Isn’t There a Law Against That?

You probably get a lot of mail with exciting offers of low mortgage rates and instant cash. I know I do. For instance, one correspondent says I “may be entitled to a mandatory refund of up to $5,100.00” from the FHA mortgage insurance premium.

The wording here is curious. If this is a “mandatory” refund then how come I “may” receive it? Should it not automatically go to my bank account? Isn’t that what “mandatory” means? And about that $5,100.00 — why is that number in bold if I might receive less? After all, a “refund up to” is hardly the same as a plain old “refund.”


If you read the fine print at the bottom of the letter — and for me that means whipping out a magnifying glass — it says “recipients of this letter do not necessarily have FHA-endorsed mortgages, and may or may not be entitled to a refund.”

But the fact is that you don’t have to depend on a helpful merchant to get an FHA refund.

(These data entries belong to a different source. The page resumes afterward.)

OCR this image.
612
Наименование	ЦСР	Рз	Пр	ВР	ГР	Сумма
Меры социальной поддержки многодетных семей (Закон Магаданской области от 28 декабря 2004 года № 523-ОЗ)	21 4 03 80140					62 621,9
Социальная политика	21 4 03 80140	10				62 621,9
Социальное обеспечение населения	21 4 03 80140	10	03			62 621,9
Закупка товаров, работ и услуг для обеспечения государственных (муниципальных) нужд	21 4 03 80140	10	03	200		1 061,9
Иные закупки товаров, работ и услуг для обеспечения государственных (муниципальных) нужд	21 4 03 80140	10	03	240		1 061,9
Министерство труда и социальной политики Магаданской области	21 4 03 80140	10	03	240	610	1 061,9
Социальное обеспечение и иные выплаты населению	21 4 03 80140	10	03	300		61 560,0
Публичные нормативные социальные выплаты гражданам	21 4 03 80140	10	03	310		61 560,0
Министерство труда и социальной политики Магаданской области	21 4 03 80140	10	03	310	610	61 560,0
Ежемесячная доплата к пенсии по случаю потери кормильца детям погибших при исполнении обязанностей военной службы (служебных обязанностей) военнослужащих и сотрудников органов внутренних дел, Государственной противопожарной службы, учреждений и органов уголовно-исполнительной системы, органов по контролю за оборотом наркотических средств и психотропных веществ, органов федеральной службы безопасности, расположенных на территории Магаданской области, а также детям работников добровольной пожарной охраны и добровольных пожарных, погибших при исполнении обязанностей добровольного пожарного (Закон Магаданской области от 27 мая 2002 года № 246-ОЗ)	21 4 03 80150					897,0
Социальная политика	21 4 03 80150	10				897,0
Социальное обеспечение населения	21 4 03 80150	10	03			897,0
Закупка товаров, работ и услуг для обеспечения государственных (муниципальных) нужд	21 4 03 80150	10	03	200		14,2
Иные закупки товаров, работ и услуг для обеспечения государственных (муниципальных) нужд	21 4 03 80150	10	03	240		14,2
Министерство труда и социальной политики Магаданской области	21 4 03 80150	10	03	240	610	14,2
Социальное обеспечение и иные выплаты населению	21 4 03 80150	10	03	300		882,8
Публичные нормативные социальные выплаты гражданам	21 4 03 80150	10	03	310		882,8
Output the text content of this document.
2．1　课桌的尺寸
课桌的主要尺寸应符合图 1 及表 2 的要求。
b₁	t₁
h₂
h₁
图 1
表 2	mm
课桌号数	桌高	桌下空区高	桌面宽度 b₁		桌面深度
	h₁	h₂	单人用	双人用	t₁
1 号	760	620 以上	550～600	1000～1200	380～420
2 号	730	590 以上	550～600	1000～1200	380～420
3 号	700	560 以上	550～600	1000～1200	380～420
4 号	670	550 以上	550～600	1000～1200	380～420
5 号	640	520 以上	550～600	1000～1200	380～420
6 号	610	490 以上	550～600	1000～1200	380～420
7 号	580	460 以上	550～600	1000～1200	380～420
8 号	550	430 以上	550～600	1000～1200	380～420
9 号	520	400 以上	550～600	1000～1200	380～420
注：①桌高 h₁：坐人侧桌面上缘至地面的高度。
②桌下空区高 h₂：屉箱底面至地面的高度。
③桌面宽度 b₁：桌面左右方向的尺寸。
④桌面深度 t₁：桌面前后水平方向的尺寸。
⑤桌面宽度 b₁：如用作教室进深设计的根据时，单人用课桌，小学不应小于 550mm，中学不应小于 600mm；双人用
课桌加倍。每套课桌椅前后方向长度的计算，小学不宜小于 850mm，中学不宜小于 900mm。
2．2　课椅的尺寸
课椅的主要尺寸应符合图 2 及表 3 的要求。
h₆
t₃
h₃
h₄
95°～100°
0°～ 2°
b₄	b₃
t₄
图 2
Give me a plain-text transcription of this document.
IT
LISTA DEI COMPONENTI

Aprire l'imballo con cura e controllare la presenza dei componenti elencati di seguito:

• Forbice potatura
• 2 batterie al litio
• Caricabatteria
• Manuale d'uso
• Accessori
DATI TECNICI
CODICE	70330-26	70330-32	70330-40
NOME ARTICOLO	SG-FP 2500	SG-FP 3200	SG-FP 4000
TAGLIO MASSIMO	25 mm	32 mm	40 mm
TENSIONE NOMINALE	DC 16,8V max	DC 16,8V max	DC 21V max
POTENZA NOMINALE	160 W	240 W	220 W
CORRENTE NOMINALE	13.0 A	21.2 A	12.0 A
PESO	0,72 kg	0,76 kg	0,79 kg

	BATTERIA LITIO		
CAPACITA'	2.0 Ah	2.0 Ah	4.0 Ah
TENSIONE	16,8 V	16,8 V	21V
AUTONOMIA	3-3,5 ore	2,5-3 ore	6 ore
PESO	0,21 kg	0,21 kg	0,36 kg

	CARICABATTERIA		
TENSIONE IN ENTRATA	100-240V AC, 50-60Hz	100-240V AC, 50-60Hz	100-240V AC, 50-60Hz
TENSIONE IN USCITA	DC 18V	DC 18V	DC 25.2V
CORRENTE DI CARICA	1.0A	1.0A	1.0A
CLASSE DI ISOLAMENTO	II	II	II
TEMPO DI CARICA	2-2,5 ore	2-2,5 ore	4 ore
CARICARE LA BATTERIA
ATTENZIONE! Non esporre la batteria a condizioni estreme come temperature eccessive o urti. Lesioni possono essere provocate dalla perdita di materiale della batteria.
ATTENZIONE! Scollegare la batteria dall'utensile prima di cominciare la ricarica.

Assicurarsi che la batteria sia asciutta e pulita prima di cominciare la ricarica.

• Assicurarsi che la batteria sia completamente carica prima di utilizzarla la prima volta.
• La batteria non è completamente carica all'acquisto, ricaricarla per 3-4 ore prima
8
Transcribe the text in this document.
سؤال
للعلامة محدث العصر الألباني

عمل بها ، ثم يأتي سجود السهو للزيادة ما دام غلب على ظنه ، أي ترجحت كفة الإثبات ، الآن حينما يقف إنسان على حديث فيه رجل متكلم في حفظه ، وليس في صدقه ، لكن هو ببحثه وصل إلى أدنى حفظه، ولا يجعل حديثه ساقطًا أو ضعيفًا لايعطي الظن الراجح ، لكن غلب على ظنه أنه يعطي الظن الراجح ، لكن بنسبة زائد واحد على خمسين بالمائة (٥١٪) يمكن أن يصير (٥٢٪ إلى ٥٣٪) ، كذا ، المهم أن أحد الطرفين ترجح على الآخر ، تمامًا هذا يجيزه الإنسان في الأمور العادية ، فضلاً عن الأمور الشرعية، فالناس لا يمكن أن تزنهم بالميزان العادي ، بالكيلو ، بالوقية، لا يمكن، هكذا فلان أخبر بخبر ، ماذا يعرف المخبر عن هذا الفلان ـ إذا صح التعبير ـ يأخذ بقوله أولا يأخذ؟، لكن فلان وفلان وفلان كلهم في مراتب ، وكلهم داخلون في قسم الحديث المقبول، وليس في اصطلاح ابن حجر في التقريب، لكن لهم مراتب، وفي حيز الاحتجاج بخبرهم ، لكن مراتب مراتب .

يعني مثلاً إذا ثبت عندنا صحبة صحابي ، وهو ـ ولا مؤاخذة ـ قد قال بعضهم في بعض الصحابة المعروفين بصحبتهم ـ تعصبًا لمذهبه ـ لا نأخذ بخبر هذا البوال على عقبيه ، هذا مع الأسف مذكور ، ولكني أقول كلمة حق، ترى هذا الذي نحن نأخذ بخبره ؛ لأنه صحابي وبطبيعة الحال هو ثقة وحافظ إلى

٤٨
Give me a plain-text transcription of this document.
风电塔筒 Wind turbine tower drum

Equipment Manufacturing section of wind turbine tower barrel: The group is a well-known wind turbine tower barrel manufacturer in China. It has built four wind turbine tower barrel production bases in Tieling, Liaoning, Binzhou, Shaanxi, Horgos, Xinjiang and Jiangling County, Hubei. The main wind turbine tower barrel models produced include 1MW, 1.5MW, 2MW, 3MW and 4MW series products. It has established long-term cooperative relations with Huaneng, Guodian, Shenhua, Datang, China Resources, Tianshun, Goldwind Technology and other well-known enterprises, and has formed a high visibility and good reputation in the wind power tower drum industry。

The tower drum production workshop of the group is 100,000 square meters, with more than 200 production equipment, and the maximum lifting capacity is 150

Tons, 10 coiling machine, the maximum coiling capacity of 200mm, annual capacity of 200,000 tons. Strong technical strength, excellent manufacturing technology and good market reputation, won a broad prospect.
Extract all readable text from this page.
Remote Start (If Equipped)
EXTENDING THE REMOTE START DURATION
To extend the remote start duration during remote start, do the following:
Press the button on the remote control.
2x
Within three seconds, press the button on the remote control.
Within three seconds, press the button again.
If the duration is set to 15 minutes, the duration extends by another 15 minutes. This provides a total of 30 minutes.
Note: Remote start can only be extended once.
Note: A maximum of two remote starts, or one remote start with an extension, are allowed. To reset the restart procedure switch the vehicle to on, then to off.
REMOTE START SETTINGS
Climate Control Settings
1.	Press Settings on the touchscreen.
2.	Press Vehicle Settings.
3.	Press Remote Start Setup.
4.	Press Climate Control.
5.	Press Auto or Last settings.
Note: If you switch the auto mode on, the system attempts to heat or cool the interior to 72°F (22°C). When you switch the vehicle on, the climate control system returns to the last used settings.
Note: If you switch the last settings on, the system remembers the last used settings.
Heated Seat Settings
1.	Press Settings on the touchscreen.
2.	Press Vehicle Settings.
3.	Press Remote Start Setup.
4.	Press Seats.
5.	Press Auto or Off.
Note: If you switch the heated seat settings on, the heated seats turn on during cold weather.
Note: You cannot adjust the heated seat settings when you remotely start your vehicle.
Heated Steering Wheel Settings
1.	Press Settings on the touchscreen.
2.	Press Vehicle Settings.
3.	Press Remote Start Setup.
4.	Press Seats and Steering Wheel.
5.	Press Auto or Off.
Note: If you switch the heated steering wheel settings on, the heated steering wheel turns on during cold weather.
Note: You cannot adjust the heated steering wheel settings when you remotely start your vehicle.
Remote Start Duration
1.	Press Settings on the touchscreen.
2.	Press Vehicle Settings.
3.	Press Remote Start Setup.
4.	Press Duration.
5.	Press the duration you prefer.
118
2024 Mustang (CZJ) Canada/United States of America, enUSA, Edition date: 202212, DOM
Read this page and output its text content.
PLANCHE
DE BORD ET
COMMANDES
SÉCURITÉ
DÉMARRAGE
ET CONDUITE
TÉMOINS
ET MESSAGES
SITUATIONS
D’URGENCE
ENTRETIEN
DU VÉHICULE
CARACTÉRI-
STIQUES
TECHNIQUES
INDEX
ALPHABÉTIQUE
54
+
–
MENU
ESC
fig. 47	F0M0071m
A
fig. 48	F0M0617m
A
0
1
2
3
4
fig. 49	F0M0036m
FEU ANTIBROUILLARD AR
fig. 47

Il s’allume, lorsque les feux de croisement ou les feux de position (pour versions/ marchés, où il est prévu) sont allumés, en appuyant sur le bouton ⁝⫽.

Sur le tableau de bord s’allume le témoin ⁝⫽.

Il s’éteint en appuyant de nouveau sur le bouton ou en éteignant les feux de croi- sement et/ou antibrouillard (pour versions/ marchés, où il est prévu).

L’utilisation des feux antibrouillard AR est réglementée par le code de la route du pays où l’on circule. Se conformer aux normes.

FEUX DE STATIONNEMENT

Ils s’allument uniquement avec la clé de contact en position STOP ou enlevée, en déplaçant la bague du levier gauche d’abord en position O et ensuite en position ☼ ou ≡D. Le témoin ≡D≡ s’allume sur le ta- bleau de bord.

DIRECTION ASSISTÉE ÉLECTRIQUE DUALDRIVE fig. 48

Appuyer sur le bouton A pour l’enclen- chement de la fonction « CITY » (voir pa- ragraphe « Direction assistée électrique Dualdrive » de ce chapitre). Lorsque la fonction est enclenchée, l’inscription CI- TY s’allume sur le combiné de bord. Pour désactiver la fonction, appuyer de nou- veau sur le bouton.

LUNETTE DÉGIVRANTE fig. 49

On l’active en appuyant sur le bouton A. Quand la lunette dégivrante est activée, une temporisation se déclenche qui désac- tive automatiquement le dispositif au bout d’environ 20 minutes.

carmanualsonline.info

If you’ve ever had an FHA loan you may be entitled to a partial rebate of the mortgage insurance premium. Maybe not much and maybe nothing at all but you can easily find out without sending money to me or anyone else — just go to HUD’s online refund page.

A lot of folks are getting fed up with the mortgage come-ons whether they appear in the mail, the paper or on television. In California, Assembly Member Alberto Torrico has just introduced AB 941, legislation which would require lenders who offer option ARMs and negative amortization loans to plainly spell out important terms. If the Torrico bills passes lender offers would be required to say in big print that the “advertised rate of ____ is not the actual interest rate. It is the payment rate. If the borrower chooses to pay this advertised rate, the principal balance of the loan will increase.”

But while Torrico says there ought to be a law, a federal judge in Wisconsin says there is already such legislation in place.

Susan and Bryan Andrews of Cederburg, Wis., thought they were getting a good deal when they decided to accept a loan that would be funded by Chevy Chase Bank, a major financial institution in the Washington, D.C. area.

According to Federal District Judge Lynn Adelman, the Andrews believed that the payments and the interest rate were fixed for five years and became variable thereafter. However, although the minimum monthly payment was fixed for five years, the interest rate was not. The loan carried a discounted or “teaser” interest rate of 1.950 percent, but that rate applied only to the first monthly payment, after which the interest rate increased every month according to a formula.

The question before Judge Adelman was whether the Andrews could begin a class-action suit against the lender under the Truth in Lending Act (TILA). Adelman said yes and now as many as 7,000 borrowers may be involved.

It turns out that under the TILA there are many standards which must be met when mortgage products are advertised and originated. Here are some of the points made by Judge Adelman in her decision.

  • “All required disclosures must be clear and conspicuous.” If language can be read in more than one way then under TILA it’s not clear.


  • “Information concerning the number, amount and periods of payments must be disclosed clearly and conspicuously.” Lenders must group such information. They must also “conspicuously” segregate it “from all other terms, data, or information provided in connection with a transaction.” Information may be shown conspicuously by using bold print, placing it in a box, etc.
  • Small print may not be sufficiently conspicuous to meet TILA requirements.


  • Disclosures must be consistent and not contradictory or misleading.
  • “TILA does not require a lender to disclose a loan’s interest rate,” said Adelman. “Further, in the present case, defendant was most assuredly not required to disclose the 1.950 percent rate, which applied only to the first monthly payment. However, as discussed, defendant included the 1.950 percent rate on its TILDS. Yet the 1.950 percent figure had virtually no relation to any information required to be disclosed on the TILDS, much less a direct relation. The 1.950 percent rate had no significant connection to the cost of the loan. Moreover, a reference to the 1.950 percent rate would not be useful to an ordinary borrower because it would cause the loan to appear more attractive than it actually was and serve no useful purpose.”


While Judge Adelman has placed a stay on her ruling so that it could be appealed, if her initial decision stands it means that the case may be continued in the form of a class action suit. While Adelman said that the Andrews were not entitled to statutory damages, they can seek rescission and attorneys’ fees. If they’re able to obtain a rescission order from a court, borrowers would be able to demand the return of money paid to the lender to date.

“Whether Judge Adelman’s decision goes further in the court system or not, it at least makes two points,” says Jim Saccacio, Chairman and CEO at, the nation’s largest foreclosure resource. “First, borrowers need to understand all terms before entering into a mortgage agreement. Second, lenders need to spell out loan terms with clarity. Meanwhile, you can bet that as a result of the Andrews case a lot of lenders are reviewing marketing materials and loan documents to make sure they meet all required standards.”
Peter G. Miller is the author of the Common-Sense Mortgage and is syndicated in more than 90 newspapers.